Furthermore, a previous report showed that 43% of patients who underwent Fontan surgery had UACR >20 mg/gCr in the remote phase.16) Hence, even after Fontan surgery, UACR could be an early marker of renal dysfunction rather than eGFR. An eGFR may underestimate renal function, especially after Fontan surgery, because the serum Cr value decreases because of muscle weakness.4) Thus, microalbumin measurement is essential. In this study, the rate of cyanosis before operation possibly affected UACR. Patients who underwent palliative surgery tended to have a long period of cyanosis. Therefore, when divided into 2 groups by UACR, there was a significant difference in the number of operations. In the presence of cyanosis, it is known that an increase in shear stress due to polycythemia affects renal function, and proteinuria is exacerbated by kidney interstitial fibrosis.17) This effect is thought to last long and there is a possibility that cyanosis before surgery may be affected our results. Moreover, despite the normal eGFR after biventricular repair, abnormal UACR was noted in a number of cases. Then, 3 out of 6 patients with abnormal values of UACR had taken ACEi or ARB. Hence, UACR measurement could be used to determine potential renal dysfunction and, in some cases, to perform medical interventions for both cardioprotection and renal protection at early stage.

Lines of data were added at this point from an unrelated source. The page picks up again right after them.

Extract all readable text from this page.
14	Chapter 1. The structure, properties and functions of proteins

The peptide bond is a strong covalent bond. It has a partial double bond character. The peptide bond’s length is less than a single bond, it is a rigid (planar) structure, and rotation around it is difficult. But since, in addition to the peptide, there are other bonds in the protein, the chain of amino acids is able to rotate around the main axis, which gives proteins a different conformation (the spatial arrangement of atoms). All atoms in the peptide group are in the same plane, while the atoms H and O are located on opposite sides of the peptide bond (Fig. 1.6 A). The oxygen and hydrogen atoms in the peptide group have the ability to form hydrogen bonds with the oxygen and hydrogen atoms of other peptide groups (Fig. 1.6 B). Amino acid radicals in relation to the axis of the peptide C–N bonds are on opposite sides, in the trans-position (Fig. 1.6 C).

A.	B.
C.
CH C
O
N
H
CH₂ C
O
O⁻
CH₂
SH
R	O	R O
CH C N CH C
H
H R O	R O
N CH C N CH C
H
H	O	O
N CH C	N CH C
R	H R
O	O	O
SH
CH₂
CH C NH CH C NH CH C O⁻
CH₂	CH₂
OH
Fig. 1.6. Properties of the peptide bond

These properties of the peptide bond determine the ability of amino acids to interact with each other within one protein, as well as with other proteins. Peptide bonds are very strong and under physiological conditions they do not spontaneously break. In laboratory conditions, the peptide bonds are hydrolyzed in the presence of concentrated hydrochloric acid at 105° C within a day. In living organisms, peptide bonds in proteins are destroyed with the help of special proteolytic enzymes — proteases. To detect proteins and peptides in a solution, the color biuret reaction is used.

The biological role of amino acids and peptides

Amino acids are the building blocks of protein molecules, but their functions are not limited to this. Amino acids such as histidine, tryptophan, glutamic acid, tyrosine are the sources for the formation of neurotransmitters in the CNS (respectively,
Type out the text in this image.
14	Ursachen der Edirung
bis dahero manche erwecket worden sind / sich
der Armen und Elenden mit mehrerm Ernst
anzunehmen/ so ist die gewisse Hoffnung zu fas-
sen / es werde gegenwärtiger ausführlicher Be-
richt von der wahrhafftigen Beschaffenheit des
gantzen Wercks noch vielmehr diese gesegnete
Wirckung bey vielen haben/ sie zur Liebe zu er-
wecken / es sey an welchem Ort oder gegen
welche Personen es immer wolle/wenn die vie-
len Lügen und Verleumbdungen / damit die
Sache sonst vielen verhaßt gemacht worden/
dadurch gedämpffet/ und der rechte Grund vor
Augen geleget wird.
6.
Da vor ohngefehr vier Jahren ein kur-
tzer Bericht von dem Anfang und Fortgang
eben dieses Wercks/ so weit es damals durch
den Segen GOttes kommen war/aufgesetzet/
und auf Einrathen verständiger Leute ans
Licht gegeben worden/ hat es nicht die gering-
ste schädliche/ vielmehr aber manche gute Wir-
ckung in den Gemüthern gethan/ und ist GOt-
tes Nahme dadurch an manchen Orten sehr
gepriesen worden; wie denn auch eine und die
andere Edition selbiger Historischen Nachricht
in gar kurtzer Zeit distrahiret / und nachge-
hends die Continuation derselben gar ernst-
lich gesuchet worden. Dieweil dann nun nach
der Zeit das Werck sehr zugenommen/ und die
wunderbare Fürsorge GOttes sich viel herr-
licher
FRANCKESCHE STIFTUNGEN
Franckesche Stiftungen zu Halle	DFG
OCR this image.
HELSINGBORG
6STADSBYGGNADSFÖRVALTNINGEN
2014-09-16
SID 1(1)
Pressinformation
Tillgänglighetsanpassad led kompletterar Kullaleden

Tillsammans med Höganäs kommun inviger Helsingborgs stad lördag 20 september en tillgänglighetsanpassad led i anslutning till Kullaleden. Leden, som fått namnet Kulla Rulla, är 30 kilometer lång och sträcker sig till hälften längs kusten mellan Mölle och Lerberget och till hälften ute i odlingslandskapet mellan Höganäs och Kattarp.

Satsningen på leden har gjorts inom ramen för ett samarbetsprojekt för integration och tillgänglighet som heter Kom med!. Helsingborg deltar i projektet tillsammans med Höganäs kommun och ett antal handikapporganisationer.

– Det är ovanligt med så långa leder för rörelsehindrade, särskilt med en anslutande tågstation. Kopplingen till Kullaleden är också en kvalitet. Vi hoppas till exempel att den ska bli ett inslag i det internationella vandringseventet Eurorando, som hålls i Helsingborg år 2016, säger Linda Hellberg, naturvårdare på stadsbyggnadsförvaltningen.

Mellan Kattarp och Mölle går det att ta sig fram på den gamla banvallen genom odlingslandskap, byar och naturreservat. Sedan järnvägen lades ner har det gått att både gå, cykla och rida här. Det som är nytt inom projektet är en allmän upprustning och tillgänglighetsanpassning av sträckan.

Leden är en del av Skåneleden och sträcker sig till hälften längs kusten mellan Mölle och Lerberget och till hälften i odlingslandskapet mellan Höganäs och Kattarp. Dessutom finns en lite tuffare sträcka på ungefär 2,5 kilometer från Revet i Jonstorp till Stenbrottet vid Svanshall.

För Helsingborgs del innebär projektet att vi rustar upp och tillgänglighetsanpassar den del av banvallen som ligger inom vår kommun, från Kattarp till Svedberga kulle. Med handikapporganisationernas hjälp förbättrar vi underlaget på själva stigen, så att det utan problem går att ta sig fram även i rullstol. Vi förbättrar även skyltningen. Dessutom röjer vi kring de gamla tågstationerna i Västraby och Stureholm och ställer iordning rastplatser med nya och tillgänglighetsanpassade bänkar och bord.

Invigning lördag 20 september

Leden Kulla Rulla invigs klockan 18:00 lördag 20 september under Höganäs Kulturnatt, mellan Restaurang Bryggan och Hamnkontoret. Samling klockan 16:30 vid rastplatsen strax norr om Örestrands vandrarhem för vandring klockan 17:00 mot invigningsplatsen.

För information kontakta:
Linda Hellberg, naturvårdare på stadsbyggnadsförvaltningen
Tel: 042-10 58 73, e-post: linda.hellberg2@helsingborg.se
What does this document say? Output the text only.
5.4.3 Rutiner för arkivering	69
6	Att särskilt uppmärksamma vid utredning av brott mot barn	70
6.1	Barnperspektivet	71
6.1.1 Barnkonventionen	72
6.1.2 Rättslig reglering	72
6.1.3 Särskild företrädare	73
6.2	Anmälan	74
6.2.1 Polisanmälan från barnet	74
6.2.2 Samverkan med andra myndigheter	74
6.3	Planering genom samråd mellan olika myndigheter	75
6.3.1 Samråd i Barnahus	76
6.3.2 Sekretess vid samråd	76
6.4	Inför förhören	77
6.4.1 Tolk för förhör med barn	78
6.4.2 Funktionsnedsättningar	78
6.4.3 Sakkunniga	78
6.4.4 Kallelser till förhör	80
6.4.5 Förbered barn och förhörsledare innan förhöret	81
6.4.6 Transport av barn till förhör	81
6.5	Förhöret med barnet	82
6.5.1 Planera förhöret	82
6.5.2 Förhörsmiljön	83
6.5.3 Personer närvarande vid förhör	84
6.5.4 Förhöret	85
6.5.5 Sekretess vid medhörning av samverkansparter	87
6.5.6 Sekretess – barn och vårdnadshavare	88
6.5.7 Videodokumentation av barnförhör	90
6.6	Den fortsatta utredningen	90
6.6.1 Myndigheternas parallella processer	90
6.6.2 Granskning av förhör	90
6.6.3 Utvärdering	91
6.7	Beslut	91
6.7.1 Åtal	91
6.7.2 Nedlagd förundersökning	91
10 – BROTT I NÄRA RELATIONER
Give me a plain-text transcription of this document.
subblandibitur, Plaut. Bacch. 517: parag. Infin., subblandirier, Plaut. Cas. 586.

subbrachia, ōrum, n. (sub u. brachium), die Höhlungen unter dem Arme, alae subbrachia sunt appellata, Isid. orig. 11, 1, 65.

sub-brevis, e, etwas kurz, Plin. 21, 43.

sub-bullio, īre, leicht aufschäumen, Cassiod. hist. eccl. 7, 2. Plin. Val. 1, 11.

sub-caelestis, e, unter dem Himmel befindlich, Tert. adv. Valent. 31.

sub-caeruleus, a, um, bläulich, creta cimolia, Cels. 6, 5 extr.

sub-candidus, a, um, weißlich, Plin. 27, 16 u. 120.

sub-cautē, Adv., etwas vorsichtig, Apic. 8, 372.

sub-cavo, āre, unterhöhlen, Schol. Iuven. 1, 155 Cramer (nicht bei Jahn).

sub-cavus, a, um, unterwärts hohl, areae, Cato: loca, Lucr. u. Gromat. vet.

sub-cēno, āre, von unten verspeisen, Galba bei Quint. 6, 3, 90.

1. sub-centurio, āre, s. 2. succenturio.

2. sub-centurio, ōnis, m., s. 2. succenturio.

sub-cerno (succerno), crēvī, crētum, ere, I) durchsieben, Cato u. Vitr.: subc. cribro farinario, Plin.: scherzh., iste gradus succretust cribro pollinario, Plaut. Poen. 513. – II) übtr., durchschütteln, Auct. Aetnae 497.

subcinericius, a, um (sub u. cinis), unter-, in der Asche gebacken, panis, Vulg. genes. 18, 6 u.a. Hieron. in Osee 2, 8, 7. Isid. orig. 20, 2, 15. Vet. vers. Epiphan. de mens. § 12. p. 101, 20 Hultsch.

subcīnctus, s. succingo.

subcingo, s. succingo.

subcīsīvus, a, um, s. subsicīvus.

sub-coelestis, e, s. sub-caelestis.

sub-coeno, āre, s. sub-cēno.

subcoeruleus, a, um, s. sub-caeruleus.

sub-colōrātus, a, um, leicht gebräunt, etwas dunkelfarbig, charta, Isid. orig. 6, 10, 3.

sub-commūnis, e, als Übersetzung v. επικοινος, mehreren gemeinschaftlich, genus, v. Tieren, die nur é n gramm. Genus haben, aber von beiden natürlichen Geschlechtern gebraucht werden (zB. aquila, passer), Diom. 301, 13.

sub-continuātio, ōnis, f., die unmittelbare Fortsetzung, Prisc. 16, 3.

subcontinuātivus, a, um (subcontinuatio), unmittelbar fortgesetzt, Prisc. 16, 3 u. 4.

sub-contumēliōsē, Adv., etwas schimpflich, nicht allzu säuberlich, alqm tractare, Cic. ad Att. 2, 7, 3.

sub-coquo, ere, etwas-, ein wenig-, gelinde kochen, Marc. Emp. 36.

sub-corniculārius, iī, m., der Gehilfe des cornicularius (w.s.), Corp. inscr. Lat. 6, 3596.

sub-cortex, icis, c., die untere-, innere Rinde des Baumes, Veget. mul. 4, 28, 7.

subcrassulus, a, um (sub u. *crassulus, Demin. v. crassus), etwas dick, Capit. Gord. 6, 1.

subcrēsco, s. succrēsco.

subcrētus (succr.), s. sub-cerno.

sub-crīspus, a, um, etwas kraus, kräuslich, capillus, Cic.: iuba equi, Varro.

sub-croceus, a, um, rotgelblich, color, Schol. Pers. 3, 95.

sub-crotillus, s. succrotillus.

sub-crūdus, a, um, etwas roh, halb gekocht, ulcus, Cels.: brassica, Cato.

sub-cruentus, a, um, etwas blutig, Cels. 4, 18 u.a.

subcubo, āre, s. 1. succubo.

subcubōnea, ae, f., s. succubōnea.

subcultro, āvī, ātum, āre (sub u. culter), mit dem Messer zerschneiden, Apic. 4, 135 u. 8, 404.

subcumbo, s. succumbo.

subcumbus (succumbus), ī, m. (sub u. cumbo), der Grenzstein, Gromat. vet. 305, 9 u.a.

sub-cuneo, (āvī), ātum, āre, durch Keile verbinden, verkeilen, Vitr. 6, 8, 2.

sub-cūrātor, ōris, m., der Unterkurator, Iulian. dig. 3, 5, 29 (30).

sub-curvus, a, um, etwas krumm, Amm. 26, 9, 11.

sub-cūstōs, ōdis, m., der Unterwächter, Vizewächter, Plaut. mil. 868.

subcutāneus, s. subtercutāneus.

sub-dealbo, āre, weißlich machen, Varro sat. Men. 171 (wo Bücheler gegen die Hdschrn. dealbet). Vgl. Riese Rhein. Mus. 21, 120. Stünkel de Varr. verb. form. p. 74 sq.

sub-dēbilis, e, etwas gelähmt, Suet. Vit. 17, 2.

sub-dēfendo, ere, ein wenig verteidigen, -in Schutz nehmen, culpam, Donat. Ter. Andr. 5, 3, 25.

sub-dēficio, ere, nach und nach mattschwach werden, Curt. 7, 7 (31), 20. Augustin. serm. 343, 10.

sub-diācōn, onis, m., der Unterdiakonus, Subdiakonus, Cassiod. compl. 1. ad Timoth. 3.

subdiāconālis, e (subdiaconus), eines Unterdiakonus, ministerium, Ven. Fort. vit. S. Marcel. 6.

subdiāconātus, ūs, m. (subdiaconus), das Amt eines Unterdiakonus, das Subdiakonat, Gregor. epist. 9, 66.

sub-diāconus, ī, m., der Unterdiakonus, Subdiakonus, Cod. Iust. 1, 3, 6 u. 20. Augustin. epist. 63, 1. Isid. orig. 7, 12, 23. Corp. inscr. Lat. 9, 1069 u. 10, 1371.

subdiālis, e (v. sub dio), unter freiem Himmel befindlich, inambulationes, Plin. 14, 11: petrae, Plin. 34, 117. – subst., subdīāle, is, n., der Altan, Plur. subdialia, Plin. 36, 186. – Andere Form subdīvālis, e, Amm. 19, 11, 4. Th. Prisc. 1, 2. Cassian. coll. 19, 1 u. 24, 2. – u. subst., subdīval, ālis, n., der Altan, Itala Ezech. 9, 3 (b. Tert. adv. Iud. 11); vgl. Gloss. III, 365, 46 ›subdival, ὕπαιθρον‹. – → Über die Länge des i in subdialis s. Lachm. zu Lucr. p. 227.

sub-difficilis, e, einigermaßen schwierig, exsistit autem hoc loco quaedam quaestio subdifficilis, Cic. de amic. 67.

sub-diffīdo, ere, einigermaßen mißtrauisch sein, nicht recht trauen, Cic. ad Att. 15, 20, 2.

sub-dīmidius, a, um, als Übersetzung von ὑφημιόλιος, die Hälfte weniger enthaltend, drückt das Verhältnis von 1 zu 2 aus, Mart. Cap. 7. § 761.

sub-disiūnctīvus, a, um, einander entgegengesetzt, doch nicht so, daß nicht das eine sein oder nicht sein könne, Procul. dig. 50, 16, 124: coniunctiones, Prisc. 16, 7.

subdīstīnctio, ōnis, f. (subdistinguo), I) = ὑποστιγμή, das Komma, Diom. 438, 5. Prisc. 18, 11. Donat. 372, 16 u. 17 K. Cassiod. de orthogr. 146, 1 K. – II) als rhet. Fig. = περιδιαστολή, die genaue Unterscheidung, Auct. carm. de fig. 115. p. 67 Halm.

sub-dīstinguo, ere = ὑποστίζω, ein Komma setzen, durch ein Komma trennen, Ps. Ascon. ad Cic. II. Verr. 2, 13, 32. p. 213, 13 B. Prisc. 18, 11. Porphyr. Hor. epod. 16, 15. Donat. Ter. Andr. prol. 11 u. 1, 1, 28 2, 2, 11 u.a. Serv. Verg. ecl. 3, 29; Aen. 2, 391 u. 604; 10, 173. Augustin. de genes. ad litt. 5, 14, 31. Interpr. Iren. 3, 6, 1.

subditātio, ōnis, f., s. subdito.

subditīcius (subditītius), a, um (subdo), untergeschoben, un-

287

Here, parameter abnormality of the right heart system is possibly involved in the occurrence of UACR abnormality. Similarly, a previous report noted that the rise in CVP affects renal function markers, such as serum Cr and eGFR, in adult patients with heart failure, whereas CI and LVEF have no effect on serum Cr and eGFR.3) Increased CVP directly affects renal blood flow and renal function.18) Venous congestion is also reported to be the most important hemodynamic factor causing worsening of renal function in adults.19) In our case, 2 patients with CVP ≥10 mmHg recognized UACR. Several patients with UACR ≥10 mg/gCr also had right ventricular dysfunction. If right ventricular function is poor, CVP could easily increase depending on the circumstance, such as during exercise. This, in turn, may result in an increase in UACR. Thus, we assume that not only eGFR evaluation but also a detailed assessment of renal function, including microalbumin levels, is important especially in cases wherein right heart function declines in the remote postoperative period.

This study had some limitations. First, our patient sample size was small. Second, the urinary biomarkers were inspected only once; multiple tests similar to those in the diagnostic criteria of chronic kidney disease are necessary for an accurate evaluation. Moreover, the change in the examination value over time is also important. Hence, further studies are needed.

In conclusion, after biventricular repair of CHD, no patient had eGFR-CysC <90 mL/min/1.73 m² in the distant postoperative period, and 43% of patients showed increased UACR. In patients with UACR ≥10 mg/gCr, right heart system abnormality was observed, and several patients had cyanosis before radical treatment. Measurement for UACR may be able to detect renal dysfunction early in the postoperative remote period.